Freedom-fighter and Dalit activist Krishnammal Jagannaathan is often referred to as India's Joan of Arc. Krishnammal believes in a participatory approach, motivating people to change their own lives. In 1981, she cofounded Land for Tillers Freedom (Lafti) to facilitate the distribution of land to landless peasants. Lafti takes bank loans to buy land; the peasants pay the organization back over time. She has also mobilized women on many issues, including wages, land, housing, and sexual harassment, and encouraged many of them to better their own lives.
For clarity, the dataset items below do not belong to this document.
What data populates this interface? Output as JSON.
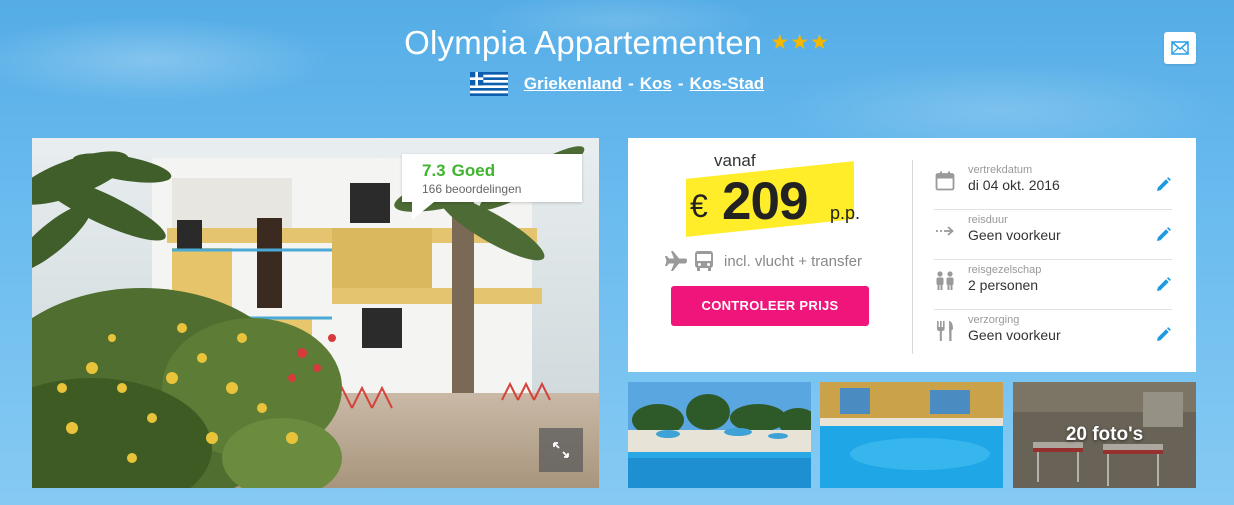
{
  "header": {
    "hotel_name": "Olympia Appartementen",
    "stars": "★★★",
    "star_count": 3,
    "location": [
      {
        "label": "Griekenland"
      },
      {
        "label": "Kos"
      },
      {
        "label": "Kos-Stad"
      }
    ],
    "separator": "-"
  },
  "rating": {
    "score": "7.3",
    "label": "Goed",
    "count": "166 beoordelingen"
  },
  "price": {
    "from_label": "vanaf",
    "currency": "€",
    "amount": "209",
    "per_person": "p.p.",
    "includes": "incl. vlucht + transfer",
    "button": "CONTROLEER PRIJS"
  },
  "details": [
    {
      "label": "vertrekdatum",
      "value": "di 04 okt. 2016",
      "icon": "calendar-icon"
    },
    {
      "label": "reisduur",
      "value": "Geen voorkeur",
      "icon": "duration-arrow-icon"
    },
    {
      "label": "reisgezelschap",
      "value": "2 personen",
      "icon": "people-icon"
    },
    {
      "label": "verzorging",
      "value": "Geen voorkeur",
      "icon": "cutlery-icon"
    }
  ],
  "gallery": {
    "photo_count": "20 foto's"
  },
  "colors": {
    "accent_pink": "#f0157a",
    "price_highlight": "#ffed2a",
    "rating_green": "#3fb52e",
    "star_gold": "#f5b800",
    "edit_blue": "#1e9be0"
  }
}
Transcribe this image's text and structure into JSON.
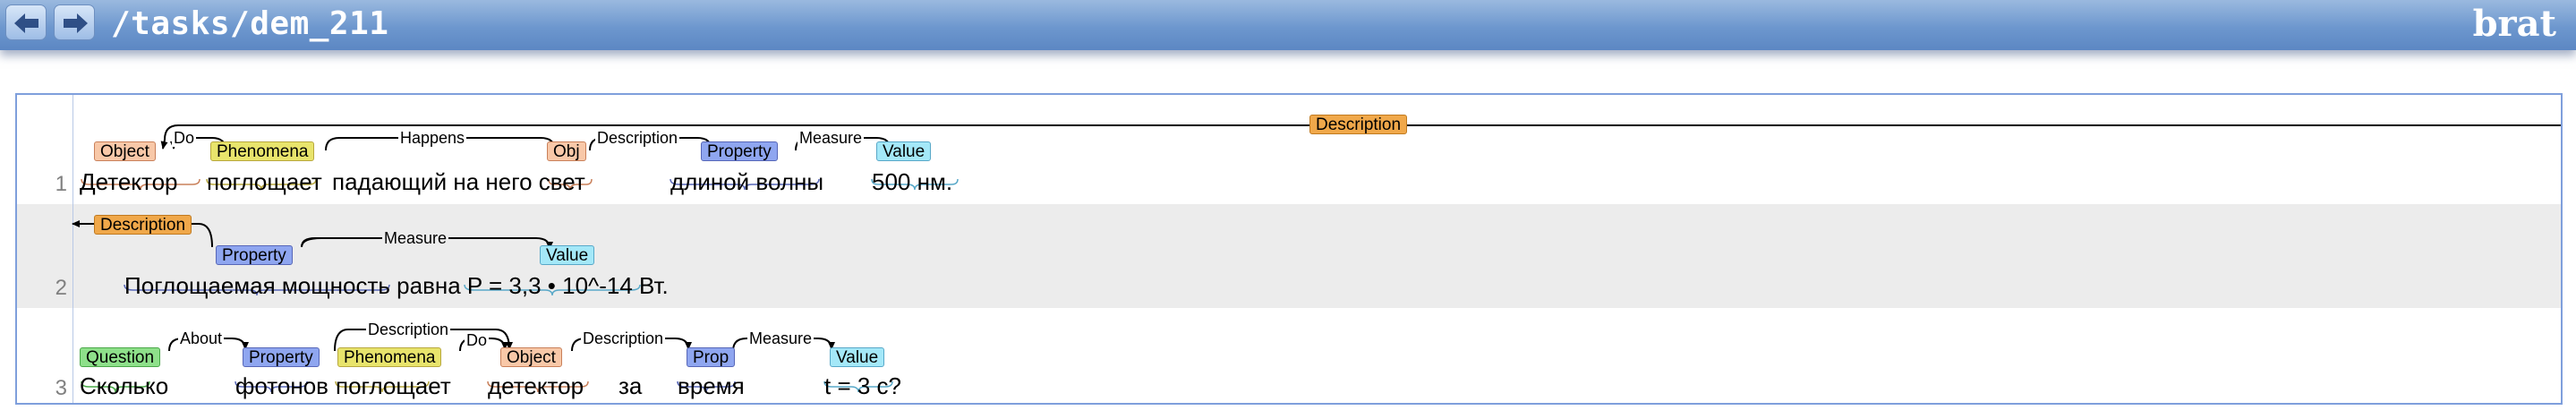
{
  "header": {
    "path": "/tasks/dem_211",
    "logo": "brat",
    "back_icon": "arrow-left-icon",
    "forward_icon": "arrow-right-icon"
  },
  "colors": {
    "Object": "#f8c8a8",
    "Phenomena": "#e8e46c",
    "Property": "#8fa6f0",
    "Value": "#a4e8f8",
    "Question": "#8ee08a",
    "Description": "#f0a84a"
  },
  "sentences": [
    {
      "num": "1",
      "tokens": [
        "Детектор",
        "поглощает",
        "падающий на него свет",
        "длиной волны",
        "500 нм."
      ],
      "labels": [
        "Object",
        "Phenomena",
        "Obj",
        "Property",
        "Value",
        "Description"
      ],
      "arcs": [
        "Do",
        "Happens",
        "Description",
        "Measure"
      ]
    },
    {
      "num": "2",
      "tokens": [
        "Поглощаемая мощность равна P = 3,3 • 10^-14 Вт."
      ],
      "labels": [
        "Description",
        "Property",
        "Value"
      ],
      "arcs": [
        "Measure"
      ]
    },
    {
      "num": "3",
      "tokens": [
        "Сколько",
        "фотонов",
        "поглощает",
        "детектор",
        "за",
        "время",
        "t = 3 с?"
      ],
      "labels": [
        "Question",
        "Property",
        "Phenomena",
        "Object",
        "Prop",
        "Value"
      ],
      "arcs": [
        "About",
        "Description",
        "Do",
        "Description",
        "Measure"
      ]
    }
  ]
}
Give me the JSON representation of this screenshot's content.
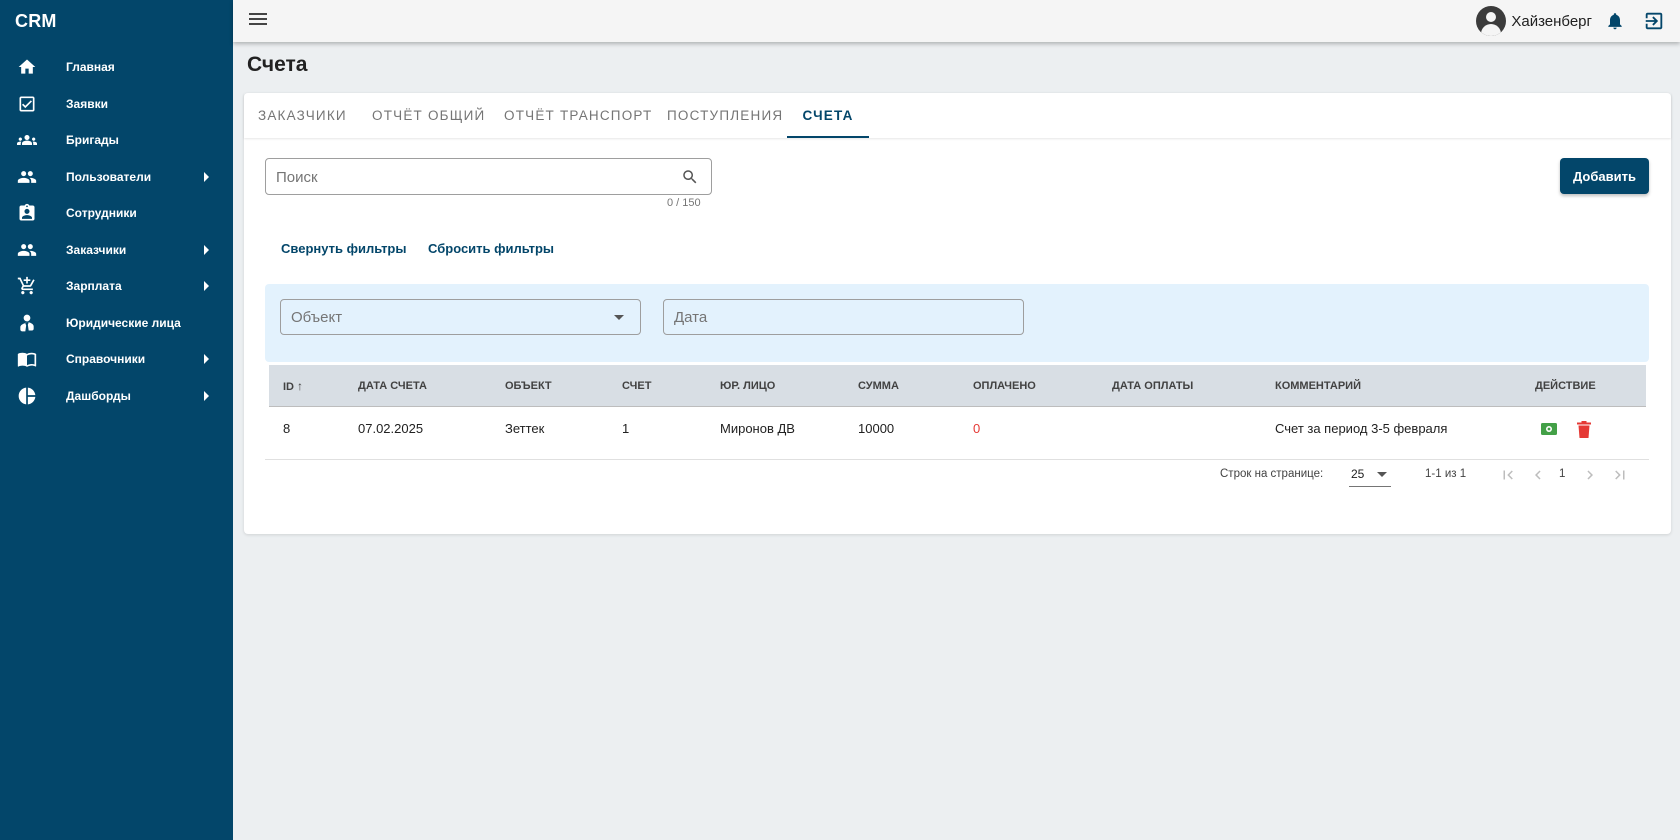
{
  "app": {
    "brand": "CRM"
  },
  "sidebar": {
    "items": [
      {
        "label": "Главная",
        "icon": "home-icon",
        "has_submenu": false
      },
      {
        "label": "Заявки",
        "icon": "checkbox-icon",
        "has_submenu": false
      },
      {
        "label": "Бригады",
        "icon": "group-icon",
        "has_submenu": false
      },
      {
        "label": "Пользователи",
        "icon": "people-icon",
        "has_submenu": true
      },
      {
        "label": "Сотрудники",
        "icon": "badge-icon",
        "has_submenu": false
      },
      {
        "label": "Заказчики",
        "icon": "people-icon",
        "has_submenu": true
      },
      {
        "label": "Зарплата",
        "icon": "cart-icon",
        "has_submenu": true
      },
      {
        "label": "Юридические лица",
        "icon": "person-tie-icon",
        "has_submenu": false
      },
      {
        "label": "Справочники",
        "icon": "book-icon",
        "has_submenu": true
      },
      {
        "label": "Дашборды",
        "icon": "pie-chart-icon",
        "has_submenu": true
      }
    ]
  },
  "topbar": {
    "username": "Хайзенберг"
  },
  "page": {
    "title": "Счета"
  },
  "tabs": [
    {
      "label": "Заказчики",
      "active": false
    },
    {
      "label": "Отчёт общий",
      "active": false
    },
    {
      "label": "Отчёт транспорт",
      "active": false
    },
    {
      "label": "Поступления",
      "active": false
    },
    {
      "label": "Счета",
      "active": true
    }
  ],
  "search": {
    "placeholder": "Поиск",
    "value": "",
    "counter": "0 / 150"
  },
  "actions": {
    "add_label": "Добавить",
    "collapse_filters": "Свернуть фильтры",
    "reset_filters": "Сбросить фильтры"
  },
  "filters": {
    "object_placeholder": "Объект",
    "date_placeholder": "Дата"
  },
  "table": {
    "headers": [
      "ID",
      "Дата счета",
      "Объект",
      "Счет",
      "Юр. лицо",
      "Сумма",
      "Оплачено",
      "Дата оплаты",
      "Комментарий",
      "Действие"
    ],
    "sort": {
      "column": "ID",
      "direction": "asc"
    },
    "rows": [
      {
        "id": "8",
        "date": "07.02.2025",
        "object": "Зеттек",
        "invoice": "1",
        "entity": "Миронов ДВ",
        "amount": "10000",
        "paid": "0",
        "pay_date": "",
        "comment": "Счет за период 3-5 февраля"
      }
    ]
  },
  "pagination": {
    "rows_per_page_label": "Строк на странице:",
    "rows_per_page": "25",
    "range": "1-1 из 1",
    "page": "1"
  },
  "colors": {
    "primary": "#03466a",
    "filter_bg": "#e3f2fd",
    "paid_zero": "#e53935",
    "pay_icon": "#43a047",
    "delete_icon": "#e53935"
  }
}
Krishnammal Jagannaathan was born in 1926 into a Dalit family in Tamil Nadu. Her earliest memories are of caste segregation, and of the dehumanized existence led by her mother and other women in her community. In class V, she realized "that being a peasant woman was hard enough, but to be a Harijan woman was harder still." An important turning point in her life was the news that 44 Dalit women and children had been burnt alive in a village in Thanjavur district, Tamil Nadu, in 1969. Based on the resistance to this incident, Krishnammal built up a women's movement there and expanded the struggle beyond wage issues to the appropriation of land and houses. "I have always considered this incident as a call from God to take up greater challenges," she says. In 1981, Krishnammal cofounded Lafti to facilitate distribution of land to the landless. Over the years, Lafti has purchased more than 10,000 acres with bank loans, and distributed them to as many families, making sure that the land is usually registered in the name of the woman. This "mother of the landless"-or, as she is better known, India's Joan of Arc-also met with many absentee landowners, and "convinced" several of them to sell their land to Lafti and relocate out of the area. Krishnammal started another revolutionary project in 2003 in Nagapattinam district-the construction of weatherproof houses in a Dalit colony. Using the participatory approach that has been her signature method to goad the beneficiaries to action, Krishnammal asked, "Even 56 years after Independence, why should you live in huts?" Krishnammal's work has encouraged thousands of women to act toward bettering their own lives.